Take $(a_1,b_1,c_1) = (15,20,5)$ and $(a_2,b_2,c_2) = (65,156,13)$. Take $(a_{2n+1},b_{2n+1},c_{2n+1}) = (2^{2n}a_1,2^{2n}b_1,2^nc_1)$and $(a_{2n},b_{2n},c_{2n}) = (3^{2n}a_2,3^{2n}b_2,3^nc_2)$ for all $n\geq 1$.

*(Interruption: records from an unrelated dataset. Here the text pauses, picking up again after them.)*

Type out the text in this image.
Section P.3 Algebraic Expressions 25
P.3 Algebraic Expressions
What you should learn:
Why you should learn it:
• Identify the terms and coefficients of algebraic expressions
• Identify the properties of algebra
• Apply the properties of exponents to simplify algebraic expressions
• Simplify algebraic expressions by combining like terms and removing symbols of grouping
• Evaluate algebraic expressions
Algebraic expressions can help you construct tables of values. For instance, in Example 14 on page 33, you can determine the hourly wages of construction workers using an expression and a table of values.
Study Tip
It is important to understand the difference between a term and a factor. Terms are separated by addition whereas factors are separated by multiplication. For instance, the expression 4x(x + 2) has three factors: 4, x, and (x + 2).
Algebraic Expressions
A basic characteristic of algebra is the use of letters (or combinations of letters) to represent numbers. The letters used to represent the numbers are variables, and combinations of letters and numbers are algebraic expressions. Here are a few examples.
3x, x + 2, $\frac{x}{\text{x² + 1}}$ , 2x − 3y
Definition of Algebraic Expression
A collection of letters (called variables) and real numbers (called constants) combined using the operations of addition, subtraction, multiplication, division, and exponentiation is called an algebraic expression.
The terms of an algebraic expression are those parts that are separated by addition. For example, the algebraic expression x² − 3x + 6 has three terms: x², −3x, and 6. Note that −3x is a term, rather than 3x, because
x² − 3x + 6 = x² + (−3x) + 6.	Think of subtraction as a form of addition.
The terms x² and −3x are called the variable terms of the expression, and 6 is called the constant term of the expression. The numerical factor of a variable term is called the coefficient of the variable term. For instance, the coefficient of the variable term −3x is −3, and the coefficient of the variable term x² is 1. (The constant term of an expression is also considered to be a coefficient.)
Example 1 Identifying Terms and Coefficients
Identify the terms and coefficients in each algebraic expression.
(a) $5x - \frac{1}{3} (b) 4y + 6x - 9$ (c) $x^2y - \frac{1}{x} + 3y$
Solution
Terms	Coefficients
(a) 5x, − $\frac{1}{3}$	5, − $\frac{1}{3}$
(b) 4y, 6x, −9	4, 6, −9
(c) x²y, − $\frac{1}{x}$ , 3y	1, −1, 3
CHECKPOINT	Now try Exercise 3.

Can all make it easier to prove that the equation: $X^2+Y^2=Z^n$ It is enough to write the formula generates an endless series of decisions in all degrees. For this we use the Pythagorean triple. And the number of their sets. \[a^2+b^2=c^2\] \[a=2ps\] \[b=p^2-s^2\] \[c=p^2+s^2\] $p,s$ - what some integers. Then the solution can be written. \[X=2psc^{n-1}\] \[Y=(p^2-s^2)c^{n-1}\] \[Z=c^2\] So there is always a solution. You can also write another formula. I am interested in. Why on this forum. So do not like. To write formulas solving equations?

\[X^2+Y^2=Z^4\] Solutions have the form: \[X=4ps(p^2-s^2)\] \[Y=p^4-6p^2s^2+s^4\] \[Z=p^2+s^2\] $p,s$ - integers.